If you're looking to raise money for your company, it's critical you understand your risk profile. Here's why. Most investors and lenders, like banks and venture capital firms, are essentially professional risk managers; they invest or lend money by managing the risk that the money will be repaid or not. So, your job when seeking capital is to reduce the investor or lender's risk as much as possible.
The key to reducing risk is to identify and accomplish "risk mitigating milestones." A risk mitigating milestone is an event, that when completed, makes your company more likely to succeed.
Below are five key "risk mitigating milestones" that will reduce the risk of your failure and thus make it significantly easier to raise funding for your company:
1. Build a board of advisors.
One of the easiest risk mitigating milestones to accomplish is building a board of advisors. This is a group of individuals who agree to support and advise your company. Typically you do not pay them cash, but often give them stock options to incentivize them to help you.
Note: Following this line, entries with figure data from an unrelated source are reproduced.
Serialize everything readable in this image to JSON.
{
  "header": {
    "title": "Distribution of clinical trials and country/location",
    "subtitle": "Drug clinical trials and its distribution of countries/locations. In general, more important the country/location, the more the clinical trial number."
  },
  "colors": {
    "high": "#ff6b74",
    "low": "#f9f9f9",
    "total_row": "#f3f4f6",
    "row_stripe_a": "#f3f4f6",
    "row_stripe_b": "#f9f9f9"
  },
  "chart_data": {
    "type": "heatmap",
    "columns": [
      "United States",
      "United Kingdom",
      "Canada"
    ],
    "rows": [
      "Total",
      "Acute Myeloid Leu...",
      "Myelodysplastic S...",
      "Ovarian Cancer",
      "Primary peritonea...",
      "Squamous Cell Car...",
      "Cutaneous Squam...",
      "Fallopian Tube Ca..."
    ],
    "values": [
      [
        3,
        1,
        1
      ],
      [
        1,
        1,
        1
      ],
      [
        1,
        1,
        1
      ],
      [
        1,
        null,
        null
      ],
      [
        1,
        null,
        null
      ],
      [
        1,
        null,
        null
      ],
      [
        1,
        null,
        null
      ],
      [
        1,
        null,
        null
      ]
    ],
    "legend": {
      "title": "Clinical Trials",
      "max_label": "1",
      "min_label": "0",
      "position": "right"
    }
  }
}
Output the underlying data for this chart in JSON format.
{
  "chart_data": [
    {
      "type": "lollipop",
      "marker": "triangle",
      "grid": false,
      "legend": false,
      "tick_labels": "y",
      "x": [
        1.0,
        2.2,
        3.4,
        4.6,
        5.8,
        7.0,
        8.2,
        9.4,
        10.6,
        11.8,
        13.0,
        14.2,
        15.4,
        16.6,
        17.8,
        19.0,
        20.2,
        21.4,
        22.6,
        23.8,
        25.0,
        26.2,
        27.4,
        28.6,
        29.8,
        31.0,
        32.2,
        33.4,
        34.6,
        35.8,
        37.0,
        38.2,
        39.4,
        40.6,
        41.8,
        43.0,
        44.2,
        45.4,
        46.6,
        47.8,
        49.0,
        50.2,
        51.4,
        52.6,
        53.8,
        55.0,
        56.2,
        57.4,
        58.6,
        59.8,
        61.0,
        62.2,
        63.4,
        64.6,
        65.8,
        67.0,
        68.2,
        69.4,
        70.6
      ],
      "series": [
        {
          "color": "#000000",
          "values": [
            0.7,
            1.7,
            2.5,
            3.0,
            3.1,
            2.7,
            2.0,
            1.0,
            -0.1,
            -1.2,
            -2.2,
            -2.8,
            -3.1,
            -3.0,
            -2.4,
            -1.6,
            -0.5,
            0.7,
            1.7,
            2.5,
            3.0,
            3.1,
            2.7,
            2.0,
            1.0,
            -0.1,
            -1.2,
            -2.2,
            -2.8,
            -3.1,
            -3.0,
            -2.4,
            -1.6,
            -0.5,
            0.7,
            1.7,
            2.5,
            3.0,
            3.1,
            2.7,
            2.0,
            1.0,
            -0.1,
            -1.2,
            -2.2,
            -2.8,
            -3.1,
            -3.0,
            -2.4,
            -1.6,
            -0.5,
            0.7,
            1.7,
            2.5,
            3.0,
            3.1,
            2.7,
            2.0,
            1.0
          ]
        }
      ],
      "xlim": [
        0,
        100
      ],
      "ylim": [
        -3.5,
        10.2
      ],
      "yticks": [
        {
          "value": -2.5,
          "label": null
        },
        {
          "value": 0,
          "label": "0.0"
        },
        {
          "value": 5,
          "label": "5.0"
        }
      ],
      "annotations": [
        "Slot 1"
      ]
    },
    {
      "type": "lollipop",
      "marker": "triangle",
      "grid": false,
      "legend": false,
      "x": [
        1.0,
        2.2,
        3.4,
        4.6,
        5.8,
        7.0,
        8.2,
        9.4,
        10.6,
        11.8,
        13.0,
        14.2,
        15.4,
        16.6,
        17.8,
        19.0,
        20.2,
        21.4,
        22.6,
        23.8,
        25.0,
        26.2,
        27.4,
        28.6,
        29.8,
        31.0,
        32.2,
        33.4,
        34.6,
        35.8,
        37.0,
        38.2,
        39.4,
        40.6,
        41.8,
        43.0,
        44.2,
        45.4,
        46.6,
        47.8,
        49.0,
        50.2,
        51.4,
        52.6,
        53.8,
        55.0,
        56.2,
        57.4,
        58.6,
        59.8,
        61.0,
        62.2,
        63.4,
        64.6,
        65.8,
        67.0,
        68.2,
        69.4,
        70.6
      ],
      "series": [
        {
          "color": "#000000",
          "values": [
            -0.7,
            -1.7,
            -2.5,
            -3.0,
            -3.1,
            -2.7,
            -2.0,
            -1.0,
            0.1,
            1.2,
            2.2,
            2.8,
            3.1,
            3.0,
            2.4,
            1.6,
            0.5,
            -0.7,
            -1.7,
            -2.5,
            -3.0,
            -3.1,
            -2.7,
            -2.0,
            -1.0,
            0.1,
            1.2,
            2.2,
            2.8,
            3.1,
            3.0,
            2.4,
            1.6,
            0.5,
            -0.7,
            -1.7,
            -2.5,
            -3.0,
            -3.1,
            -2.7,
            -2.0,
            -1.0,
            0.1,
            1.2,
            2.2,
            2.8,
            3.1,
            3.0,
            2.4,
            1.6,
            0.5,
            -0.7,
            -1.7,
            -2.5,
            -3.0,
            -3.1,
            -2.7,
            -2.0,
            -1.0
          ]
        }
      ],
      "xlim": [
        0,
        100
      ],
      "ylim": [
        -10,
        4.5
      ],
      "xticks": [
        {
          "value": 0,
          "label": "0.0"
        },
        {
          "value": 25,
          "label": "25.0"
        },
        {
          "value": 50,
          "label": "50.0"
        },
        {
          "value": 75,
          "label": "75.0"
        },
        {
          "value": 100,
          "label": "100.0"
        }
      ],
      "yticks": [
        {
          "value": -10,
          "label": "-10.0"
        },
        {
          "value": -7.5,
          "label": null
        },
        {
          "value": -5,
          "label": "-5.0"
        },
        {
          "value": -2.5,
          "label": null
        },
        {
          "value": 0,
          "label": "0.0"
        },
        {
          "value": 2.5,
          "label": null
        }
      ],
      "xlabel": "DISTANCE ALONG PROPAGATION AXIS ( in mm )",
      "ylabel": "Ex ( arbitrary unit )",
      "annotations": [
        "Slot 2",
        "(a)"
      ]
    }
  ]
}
Your advisory board is typically comprised of industry experts and other professionals whose advice and connections can help you grow the business. By building an advisory board, you show investors that other successful people, often including industry insiders, believe in your vision. Wise investors also know that by soliciting the advice of experts, your company will become more successful.
2. Secure beta customers.
Beta customers are non-paying customers who are willing to test your product or service. Typically these customers are not going to waste their time trying something in which they have no interest. As such, beta customers prove there is a demand for your product or service.
Equally, if not more importantly, beta customers tell your company what they like and don't like about your product or service, so you can make improvements before a public launch. This market research is invaluable, and gives investors and lenders comfort that your offering will truly satisfy customer needs.
3. Forge partnerships.
Securing partnerships proves your viability and positions you for success. For example, a distribution partnership could ensure your offering will be able to reach the right customers. A manufacturing partnership could prove your ability to develop your product at a set cost.
In either case, signed partnerships also prove to investors that others in and around your industry believe in your vision.
4. Secure publicity.
Media outlets will write about your company if, and only if, they think their readers, listeners or viewers will care or benefit. As such, if the media covers your company, it's a good indication to investors that customers care about what you are doing. And if customers care, there is a good chance they will purchase your offerings in the future.
5. Generate revenue.
As you may have noticed, several of the risk mitigating milestones above focus on showing that customers want what you are offering. If there's enough customer demand for your product or service, the chances of your success are much higher.
And the ultimate indication that customers truly want your product or service is if they buy it. As a result, generating revenues from customers is perhaps the strongest risk mitigating milestone you can accomplish, and best positions you to raise money from lenders and investors.
Showing lenders and investors that you have accomplished key risk mitigating milestones will make it easier for you to raise money. It is understandable that for certain business ventures, like opening a new restaurant, you can't achieve all the milestones (such as generating revenues) before you raise funding. In such cases, try to accomplish as many risk mitigating milestones that don't require outside funding as possible. For example, you could develop your menu, survey customers in your area, and secure permits and licenses to help prove your restaurant will succeed.
Get creative, accomplish these key milestones and both your company and investors will benefit greatly.